Du siehst mich an und kommst mir dabei unangenehm nah. Dein Gesicht füllt mein gesamtes Handy-Display aus.

„Nein“, bestätigst du und fragst mich, wie es mit dem Kistenpacken in unserer Berliner Wohnung vorangehe.

„Ganz gut“, antworte ich, und jetzt hältst du das Handy auf einmal so nah an dein Gesicht, dass ich nur noch deine Augen sehe.

„Ich spüre dich hier in mir“, sagst du und hältst das Handy so, dass ich sehen kann, wie du zu Hause auf dem Boden sitzt und dir über den Bauch streichst. Dann erzählst du mir, du würdest in letzter Zeit fast den ganzen Tag in Embryostellung daliegen.

„Wenn’s mir schlecht geht, rolle ich mich zusammen, guck mal, so“, fährst du fort und legst dich auf den Boden, damit ich sehen kann, was du meinst.

„Ich hab das auch meinem Psychologen erklärt. Ich schlafe dabei nicht unbedingt ein, ich liege nur da, so – siehst du? –, und versuche, mit dem ganzen Schmerz zu leben. Ich kann nicht denken, ich kann nicht sprechen. Das Einzige, was ich tue, ist überleben.“

Du machst das schon seit Jahren, erzählst du mir. Liegst stundenlang in Embryostellung. Dein Psychologe meint, du sollst dir das abgewöhnen, und rät dir, dich tagsüber nicht mehr hinzulegen.

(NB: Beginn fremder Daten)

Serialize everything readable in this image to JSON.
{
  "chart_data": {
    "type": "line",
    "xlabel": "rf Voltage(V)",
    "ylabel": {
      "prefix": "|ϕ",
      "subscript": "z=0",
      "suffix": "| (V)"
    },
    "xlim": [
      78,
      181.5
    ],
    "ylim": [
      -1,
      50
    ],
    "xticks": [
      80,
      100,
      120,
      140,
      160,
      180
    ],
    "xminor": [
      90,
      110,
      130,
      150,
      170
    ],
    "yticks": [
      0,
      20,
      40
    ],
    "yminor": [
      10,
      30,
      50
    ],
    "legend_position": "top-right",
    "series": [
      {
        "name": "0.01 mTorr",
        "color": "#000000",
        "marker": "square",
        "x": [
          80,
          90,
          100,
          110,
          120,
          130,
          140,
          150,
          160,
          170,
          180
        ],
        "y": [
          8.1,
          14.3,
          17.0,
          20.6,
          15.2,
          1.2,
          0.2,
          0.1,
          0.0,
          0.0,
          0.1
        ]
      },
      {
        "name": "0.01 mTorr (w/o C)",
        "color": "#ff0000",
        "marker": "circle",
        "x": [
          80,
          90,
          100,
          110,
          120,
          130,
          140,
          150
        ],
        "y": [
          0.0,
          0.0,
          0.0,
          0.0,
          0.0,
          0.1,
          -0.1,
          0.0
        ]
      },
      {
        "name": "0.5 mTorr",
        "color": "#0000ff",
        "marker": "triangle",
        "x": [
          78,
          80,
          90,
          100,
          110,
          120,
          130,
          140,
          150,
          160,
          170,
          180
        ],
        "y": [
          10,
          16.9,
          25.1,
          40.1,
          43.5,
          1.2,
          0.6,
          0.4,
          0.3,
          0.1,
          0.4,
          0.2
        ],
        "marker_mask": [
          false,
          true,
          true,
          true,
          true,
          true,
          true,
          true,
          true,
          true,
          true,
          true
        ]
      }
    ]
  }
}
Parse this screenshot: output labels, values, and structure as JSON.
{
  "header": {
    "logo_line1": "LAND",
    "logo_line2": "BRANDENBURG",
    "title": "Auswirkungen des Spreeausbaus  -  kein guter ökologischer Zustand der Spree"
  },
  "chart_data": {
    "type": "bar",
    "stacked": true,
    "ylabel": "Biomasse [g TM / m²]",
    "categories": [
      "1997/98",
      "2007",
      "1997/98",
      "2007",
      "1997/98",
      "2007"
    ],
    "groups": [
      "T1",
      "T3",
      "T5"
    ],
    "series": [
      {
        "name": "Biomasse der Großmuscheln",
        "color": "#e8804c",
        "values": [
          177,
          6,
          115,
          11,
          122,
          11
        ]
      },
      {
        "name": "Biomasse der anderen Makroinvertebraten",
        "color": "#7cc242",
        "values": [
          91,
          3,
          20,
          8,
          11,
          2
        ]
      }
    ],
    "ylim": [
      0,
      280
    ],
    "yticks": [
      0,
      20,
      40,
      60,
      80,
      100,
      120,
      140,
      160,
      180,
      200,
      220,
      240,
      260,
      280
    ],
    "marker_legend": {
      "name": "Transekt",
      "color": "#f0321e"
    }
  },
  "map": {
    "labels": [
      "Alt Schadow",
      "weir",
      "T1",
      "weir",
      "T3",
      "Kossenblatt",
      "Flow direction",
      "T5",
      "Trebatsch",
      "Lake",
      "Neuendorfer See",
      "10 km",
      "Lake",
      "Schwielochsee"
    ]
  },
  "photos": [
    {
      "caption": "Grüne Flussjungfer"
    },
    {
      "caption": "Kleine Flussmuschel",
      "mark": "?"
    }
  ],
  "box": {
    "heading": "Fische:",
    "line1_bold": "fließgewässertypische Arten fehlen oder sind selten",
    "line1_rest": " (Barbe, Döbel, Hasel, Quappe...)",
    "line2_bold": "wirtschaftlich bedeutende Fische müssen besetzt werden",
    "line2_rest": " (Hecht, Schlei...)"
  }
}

„Aber weißt du, Míkael, das ist so kräftezehrend, als wäre ich ein Baby, das abgestillt wird“, sagst du, denn du kannst dir ein Leben, ohne dich tagsüber hinzulegen, nicht vorstellen.

Ich verstehe dich gut, Mama.

Ich befand mich selbst schon in der Situation, dass ich mir nicht vorstellen konnte, wie ich weiterleben sollte, ohne mich in Embryostellung zusammenkauern zu dürfen. Bei mir lag das an den heftigen Bauchkrämpfen, die ich manchmal als Folgeerscheinung meiner Krankheit in der Kindheit bekam. Ich darf mich nicht überanstrengen und muss ein geregeltes Leben führen, sonst ende ich in Embryostellung auf dem Fußboden im Wohnzimmer.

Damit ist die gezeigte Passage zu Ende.